OST is closed for business but its spirit survives on my blog.
My problem with the argument that these texts in Revelation require a further level of fulfilment beyond the immediate historical context of the conflict with Rome is twofold.
First, I see nothing in the texts that necessitates this hermeneutical assumption. I do not hear John saying: This can be applied to Rome for now but actually there will be a bigger fulfilment of this prophecy in the remote future. What makes this multiple fulfilment argument a matter of exegesis and not mere speculation? I’m not persuaded by Peter’s argument that apocalyptic literature by its very nature invites multiple levels of interpretation in this way.
Secondly, it seems to me that in narrative terms the significance of the thousand year period is precisely that there will not be a repetition of the sort of challenge to Christ’s sovereignty that was represented by Roman imperialism. I made the point before (you appear not to have noticed it) that what John describes here is a unique (and therefore unrepeatable) victory over Caesar. This does not mean that the church cannot reuse the typology of the beast to describe later conflicts (cf. your allusion to Andrew of Caesarea), but I’m not sure that we can legitimately claim that this was part of the original meaning of Revelation.
I also questioned this before: where in Daniel do hills or mountains symbolize the kingdoms of the world (and not the kingdom of God)?
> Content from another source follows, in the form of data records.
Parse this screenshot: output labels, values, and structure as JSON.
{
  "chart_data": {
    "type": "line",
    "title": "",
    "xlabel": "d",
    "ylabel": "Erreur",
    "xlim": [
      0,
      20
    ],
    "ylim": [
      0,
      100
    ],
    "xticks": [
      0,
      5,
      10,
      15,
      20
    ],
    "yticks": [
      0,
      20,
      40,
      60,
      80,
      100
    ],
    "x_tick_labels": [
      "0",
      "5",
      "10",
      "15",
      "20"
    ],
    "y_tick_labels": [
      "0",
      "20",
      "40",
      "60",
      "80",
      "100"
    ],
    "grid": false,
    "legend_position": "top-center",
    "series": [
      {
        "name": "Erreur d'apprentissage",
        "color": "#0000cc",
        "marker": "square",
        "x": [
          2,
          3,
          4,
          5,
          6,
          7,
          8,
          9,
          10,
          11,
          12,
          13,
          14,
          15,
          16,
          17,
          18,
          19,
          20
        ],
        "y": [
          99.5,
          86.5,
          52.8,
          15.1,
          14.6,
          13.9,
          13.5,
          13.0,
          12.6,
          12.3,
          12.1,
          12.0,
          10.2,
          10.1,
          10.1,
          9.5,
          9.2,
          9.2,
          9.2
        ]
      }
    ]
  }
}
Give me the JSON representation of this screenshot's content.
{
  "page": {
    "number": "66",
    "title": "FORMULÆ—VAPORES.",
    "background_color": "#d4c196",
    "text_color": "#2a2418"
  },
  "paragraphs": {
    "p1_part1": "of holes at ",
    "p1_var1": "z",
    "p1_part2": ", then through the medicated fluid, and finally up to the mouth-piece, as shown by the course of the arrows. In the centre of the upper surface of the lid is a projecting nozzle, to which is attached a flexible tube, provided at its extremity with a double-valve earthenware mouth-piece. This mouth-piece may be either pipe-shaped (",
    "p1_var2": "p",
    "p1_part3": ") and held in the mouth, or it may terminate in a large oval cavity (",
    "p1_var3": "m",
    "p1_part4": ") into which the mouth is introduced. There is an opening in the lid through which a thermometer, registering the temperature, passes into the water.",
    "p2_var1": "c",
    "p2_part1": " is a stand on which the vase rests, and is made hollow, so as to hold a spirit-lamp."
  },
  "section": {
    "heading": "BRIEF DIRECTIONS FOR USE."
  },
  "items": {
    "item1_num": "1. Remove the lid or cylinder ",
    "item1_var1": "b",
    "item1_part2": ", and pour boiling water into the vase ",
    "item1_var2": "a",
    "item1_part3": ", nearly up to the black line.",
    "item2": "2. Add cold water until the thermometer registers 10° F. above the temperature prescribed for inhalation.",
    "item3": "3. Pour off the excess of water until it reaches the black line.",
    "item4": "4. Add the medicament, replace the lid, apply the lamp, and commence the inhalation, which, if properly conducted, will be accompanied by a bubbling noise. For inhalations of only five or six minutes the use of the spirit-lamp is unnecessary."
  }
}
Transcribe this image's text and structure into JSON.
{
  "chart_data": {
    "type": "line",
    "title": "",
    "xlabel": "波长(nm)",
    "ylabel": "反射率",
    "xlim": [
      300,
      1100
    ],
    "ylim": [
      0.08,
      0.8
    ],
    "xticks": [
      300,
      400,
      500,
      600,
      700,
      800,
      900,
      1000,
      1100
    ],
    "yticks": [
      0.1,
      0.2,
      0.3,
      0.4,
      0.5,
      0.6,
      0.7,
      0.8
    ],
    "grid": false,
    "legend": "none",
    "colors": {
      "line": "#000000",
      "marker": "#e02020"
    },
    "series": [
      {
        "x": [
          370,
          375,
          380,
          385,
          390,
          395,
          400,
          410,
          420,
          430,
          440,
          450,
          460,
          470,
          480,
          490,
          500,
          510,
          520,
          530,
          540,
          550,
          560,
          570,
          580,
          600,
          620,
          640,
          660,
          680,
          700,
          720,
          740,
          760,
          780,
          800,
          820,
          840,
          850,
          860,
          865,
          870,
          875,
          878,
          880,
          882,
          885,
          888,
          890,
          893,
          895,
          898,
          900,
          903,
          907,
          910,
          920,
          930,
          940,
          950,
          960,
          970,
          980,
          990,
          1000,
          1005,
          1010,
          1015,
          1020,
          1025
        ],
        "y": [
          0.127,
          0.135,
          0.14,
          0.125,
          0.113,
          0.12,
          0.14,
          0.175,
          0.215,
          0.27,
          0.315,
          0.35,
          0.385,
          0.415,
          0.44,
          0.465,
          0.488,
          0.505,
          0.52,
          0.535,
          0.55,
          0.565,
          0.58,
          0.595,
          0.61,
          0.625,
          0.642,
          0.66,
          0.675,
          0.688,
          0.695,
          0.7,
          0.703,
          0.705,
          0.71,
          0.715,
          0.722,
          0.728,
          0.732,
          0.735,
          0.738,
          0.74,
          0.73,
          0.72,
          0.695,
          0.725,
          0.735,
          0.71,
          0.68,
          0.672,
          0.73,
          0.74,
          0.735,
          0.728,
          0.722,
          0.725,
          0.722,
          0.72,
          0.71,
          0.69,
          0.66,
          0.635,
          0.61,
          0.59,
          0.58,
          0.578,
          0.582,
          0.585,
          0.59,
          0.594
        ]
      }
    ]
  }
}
You have in Isaiah and Micah the idea that the mountain of the Lord will be higher than the other hills, but this is a very different prophetic motif.
With regard to your comments about Victorinus: I don’t have a serious problem with a post AD 70 date for Revelation. I would rather think that the visions of judgment on Jerusalem are genuinely forward-looking rather than retrospective. I made the point earlier that Domitian was seen by some Roman authors as Nero redivivus.